If You Give A Mouse A Christmas

Jerrad Pierce wrote a Perl Advent Calendar entry that has sparked some discussion in the Moose community. He has revised it two or three times, and the final version is disappointing but not blatantly wrong. As a Moose contributor who has deployed Mouse into production I wanted to give some perspective on the issues that came up.

Jerrad suggests strongly in the tone of his article that Mouse is everything you want in Moose but faster. There are some strong issues with this implication, the first being that there is no way to really know if that is true. Jerrad quotes the Mouse documentation by saying

Mouse is “Moose without the antlers” i.e; lacking the thorny dependencies and added heft giving you a pain in the neck.

But the truth is that the antlers the Mouse documentation is talking about isn’t the dependencies (which I’ve blogged about previously), it is the Meta Object Protocol (the MOP). To quote Jerrad again (from one of his re-writes)

[Mouse] can be a nicer, gentler introduction to the world of Moose. Like the cervine form, the rodent provides a simple means of providing accessors which are more explicit than a generalized AUTOLOAD mechanism, while still eliminating redundant code. Plenty of other fancy OO features come along for the ride, but no “metaprotocol stuff,” which some would argue is the raison d’être of Moose.

Mouse implements much of the sugar from Moose, but implements the bare-minimum of an Object System to back up that sugar.

You may be willing to make such a trade-off, but what if you’re not writing the code, and instead run into some other module that foists Moose upon you? That author may or may not need all of Moose, but chances are good they don’t.

Here is where my problem with the solution provided in this calendar entry comes. Chances are that the developer who chose to use Moose has no clue which pieces of the MOP they rely upon. The MOP in Moose is a kind of an iceberg, everything in Moose is build around it. The thin sugar layer that most people interact with is only the surface of what is going on inside.

This is the power of Moose. You don’t need to know what is going on for 90% of the things you do, you just need to know that Moose works, and MooseX::Aliases, or MooseX::Getopt, or MooseX::Storage can hook into the proper places in the MOP and get things done.

Jerrad mentions this almost as an aside though in his calendar entry.

Note that even if other code will compile correctly with Mouse, it’s possible the code could be doing some deep introspection and you may end up with Chet rather than Comet. it is therefore recommended that you run the code’s test suite against Mouse whether you force it through Package::Alias or substituting Any::Moose.

How confident are you that your test suite includes the proper coverage for your application that you can detect subtle bugs in the MOP? I have a few applications that have high 90%+ test coverage, and I’m not sure they would deal well with having their object system replaced underneath them.

The fact of the matter is that unless the upstream module author designed their application with possible Mouse usage in mind, it simply cannot be a safe guaranteed drop in replacement for Moose. This is why the Mouse documentation say to use Moose instead.
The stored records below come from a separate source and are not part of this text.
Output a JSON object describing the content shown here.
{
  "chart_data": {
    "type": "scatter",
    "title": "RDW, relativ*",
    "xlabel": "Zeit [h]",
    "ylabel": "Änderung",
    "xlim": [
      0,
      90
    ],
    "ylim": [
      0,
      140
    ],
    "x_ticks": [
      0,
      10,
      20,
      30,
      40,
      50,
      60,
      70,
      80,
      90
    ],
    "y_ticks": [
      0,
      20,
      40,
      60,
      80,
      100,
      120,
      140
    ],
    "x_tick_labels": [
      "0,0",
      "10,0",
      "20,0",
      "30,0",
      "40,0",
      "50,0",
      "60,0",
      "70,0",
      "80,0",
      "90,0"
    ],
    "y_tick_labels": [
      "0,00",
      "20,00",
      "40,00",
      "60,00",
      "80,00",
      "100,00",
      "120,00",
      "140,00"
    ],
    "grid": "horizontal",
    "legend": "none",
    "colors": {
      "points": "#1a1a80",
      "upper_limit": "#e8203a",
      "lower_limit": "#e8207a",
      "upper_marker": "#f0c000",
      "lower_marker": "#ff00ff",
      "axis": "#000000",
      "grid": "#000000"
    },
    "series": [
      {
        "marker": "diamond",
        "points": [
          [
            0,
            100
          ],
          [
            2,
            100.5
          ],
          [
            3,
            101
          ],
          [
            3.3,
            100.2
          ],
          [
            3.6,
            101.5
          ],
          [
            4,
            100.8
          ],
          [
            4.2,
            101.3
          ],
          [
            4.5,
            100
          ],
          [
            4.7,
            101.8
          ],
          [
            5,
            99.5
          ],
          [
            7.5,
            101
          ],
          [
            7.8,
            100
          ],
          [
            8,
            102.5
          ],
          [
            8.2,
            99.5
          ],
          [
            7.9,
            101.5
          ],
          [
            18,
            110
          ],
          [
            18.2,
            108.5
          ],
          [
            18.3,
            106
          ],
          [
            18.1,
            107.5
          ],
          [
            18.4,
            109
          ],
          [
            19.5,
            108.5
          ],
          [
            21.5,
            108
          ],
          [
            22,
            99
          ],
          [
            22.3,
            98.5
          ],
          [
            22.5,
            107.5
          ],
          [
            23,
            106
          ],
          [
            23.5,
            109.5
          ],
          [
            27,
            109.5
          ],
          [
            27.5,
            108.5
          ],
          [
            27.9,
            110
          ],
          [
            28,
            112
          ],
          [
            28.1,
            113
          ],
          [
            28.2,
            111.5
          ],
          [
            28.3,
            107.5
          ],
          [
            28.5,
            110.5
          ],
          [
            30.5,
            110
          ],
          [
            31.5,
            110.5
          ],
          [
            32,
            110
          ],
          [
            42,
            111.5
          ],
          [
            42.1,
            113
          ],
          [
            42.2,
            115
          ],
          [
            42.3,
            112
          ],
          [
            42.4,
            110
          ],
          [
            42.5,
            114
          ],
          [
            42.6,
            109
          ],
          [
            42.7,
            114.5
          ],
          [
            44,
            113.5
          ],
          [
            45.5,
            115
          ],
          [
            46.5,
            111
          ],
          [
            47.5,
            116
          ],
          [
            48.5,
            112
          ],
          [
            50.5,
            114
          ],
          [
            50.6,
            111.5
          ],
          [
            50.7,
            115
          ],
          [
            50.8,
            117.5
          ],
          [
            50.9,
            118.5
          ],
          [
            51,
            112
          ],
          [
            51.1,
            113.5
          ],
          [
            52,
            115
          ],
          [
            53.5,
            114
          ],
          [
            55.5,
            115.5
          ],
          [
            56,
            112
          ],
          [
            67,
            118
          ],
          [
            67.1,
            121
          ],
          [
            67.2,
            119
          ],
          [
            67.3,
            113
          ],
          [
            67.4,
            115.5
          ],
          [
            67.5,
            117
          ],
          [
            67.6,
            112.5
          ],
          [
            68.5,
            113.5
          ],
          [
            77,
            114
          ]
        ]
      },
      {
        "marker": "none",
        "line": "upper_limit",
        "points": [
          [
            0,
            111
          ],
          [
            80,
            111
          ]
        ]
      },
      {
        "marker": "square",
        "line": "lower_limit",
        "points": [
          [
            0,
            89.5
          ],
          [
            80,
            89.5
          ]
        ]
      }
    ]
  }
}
This leads to my last, and sadly personal, issue with this calendar post. I’m an active member in the Moose community. I have been for about three years now. I am one of the people who will have to support the kinds of failure that this well intentioned but reckless advice will cause.

If Jerrad had simply talked to us when writing this calendar post, we wouldn’t have reacted so strongly. We could have pointed out the issues in the advice he was giving, and helped him to write a better article that focused on the important part of advocating Mouse as a reasonable replacement for Moose in some circumstances, and the interesting hack he performed with Package::Alias, or Alias.pm, or even the import hack someone in the Moose community suggested.